Chatonda “Chats” Ridley grew up in Malawi, Africa, where he taught himself to play bass as a teenager. He moved to Scotland seven years ago and has since immersed himself in the Scottish music scene, performing with highly regarded bands such as Supa & Da Kryptonites and playing across numerous venues and festivals. Chats has also collaborated with 21 Theatre, a theatre production company based in Edinburgh, and performed as a live musician in some of their past musical productions. He is an exceptional musician, who brings energy, enthusiasm and style to the music that he creates. Chats currently plays bass for Speak Easy Circus, a group that engages its listeners through their evocative lyrics and diverse instrumentation.
Founder of anam creative, Michiel Turner, talks to Chatonda about his experience as a bassist, upcoming collaborations and latest release with Speak Easy Circus.
MT: Who or what inspired you to learn the bass?
CR: I started playing at 15 as a way to hang out with my good friends Alex and Daniel Rajipma. I actually played the drums for a bit before I played bass. I was a terrible drummer. Once they realised this they decided to give me a bass instead of sticks. They also neglected to tell me that the bass I learned on was nearly unplayable by most people's standards because the action on the bass was so high. Both of them had been playing music for years before they met me and so they really inspired me to improve quickly but also they taught me how social music can be. Music was a way for us to talk to each other, a reason to hang out, a game to play with each other and something we could share with others. It was all of those and more. I still view it in a similar way today which is why I enjoy playing with and meeting new musicians so much. I love learning about how others see and interpret things.
MT: What creative projects have you been involved in?

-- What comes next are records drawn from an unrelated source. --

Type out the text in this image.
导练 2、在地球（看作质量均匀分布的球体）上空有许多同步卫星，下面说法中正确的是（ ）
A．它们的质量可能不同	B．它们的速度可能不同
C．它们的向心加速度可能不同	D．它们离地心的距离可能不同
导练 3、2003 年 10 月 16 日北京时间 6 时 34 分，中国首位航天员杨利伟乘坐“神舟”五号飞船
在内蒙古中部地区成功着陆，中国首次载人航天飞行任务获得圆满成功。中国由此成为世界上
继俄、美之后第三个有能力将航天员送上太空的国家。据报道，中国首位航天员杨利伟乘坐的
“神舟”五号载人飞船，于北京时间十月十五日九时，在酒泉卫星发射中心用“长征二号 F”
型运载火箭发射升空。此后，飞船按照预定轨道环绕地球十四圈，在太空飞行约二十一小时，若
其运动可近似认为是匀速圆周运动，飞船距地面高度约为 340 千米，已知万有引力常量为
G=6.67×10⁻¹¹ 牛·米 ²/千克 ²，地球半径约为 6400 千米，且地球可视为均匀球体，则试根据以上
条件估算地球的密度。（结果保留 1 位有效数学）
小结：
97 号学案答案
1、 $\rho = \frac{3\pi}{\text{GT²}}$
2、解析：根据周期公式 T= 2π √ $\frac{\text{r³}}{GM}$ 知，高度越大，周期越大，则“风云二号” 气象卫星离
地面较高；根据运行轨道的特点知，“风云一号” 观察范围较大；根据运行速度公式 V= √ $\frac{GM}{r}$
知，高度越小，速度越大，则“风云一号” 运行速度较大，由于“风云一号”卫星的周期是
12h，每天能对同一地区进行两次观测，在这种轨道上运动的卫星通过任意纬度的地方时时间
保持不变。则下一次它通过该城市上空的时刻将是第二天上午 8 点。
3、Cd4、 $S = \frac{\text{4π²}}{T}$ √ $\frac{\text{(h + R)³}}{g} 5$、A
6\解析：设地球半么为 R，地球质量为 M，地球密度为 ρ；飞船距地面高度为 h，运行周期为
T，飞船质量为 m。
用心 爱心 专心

CR: Honestly I've been involved in so many musical projects since I came to the UK 7 years ago that it's a little hard to keep track of (Chats laughs). I didn't have the opportunity to meet as many people while I was growing up in Malawi so I went a bit mad with it when I came here. I've played in jazz big bands, folk bands, ceilidh bands, metal bands, blues and funk bands and I've even been lucky enough to work with DJs and hip-hop artists. I try to learn and develop with each project as much as I can. Wherever people need bass or double bass I'll be there! I'm currently working with; singer/songwriter Megan Black to record an album, hip-hop artist Somnia, the metal band, Moonlight Scythe and, of course, the indomitable Speak Easy Circus.
MT: Can you tell us about your new release with Speak Easy Circus?
CR: Speak Easy Circus are gearing up for a big year of releases! We've just released our single "Lions Should Hunt" on all the usual platforms. The song is about the many ways in which 'masculinity' can negatively impact us and others in our society. We were fed up with how much needless destruction the concept of masculinity brings with it so we made an angry disco song as a way to vent some of that frustration. We have plans to release a few more singles this year and record an album for the end of the year.
MT: What are your goals for the future as a young musician in the creative industries?
CR: My goals are probably very similar to many other young musicians. I aim to continue making a wide variety of music with a wide variety of musicians... and hopefully earn a living along the way! Being a musician is hard enough, nevermind being a young or unestablished musician during COVID. The support just isn't there for a lot of folk. To that end, I believe having a home studio set up or some ability to record yourself and collaborate with others is vital. I have recently set up my first home studio and am currently getting to grips with it in order to start producing music remotely with others. I believe it's very important that musicians support each other during these times so if I can help anyone else out along my musical journey then I'll consider myself a successful musician.
MT: What is your involvement with anam creative?
CR: anam creative is a great little community of young musicians in Glasgow which I'm proud to be a part of. The various members all enjoy creating together and we all have vastly different backgrounds in music. It's exciting to work with people who are so different from me and learn from them. I try to offer any and all musical experience I have to the group and our various projects.
MT: How has anam creative helped your development?
CR: COVID and the restrictions really hit me hard. It's a very tough time for everyone. I lost the desire to play music for the first time since I'd started playing as I could no longer play with others or to others. I've been lucky enough to have a fantastic support network of family and friends just a phone call away to help keep me going and anam creative was part of that support network.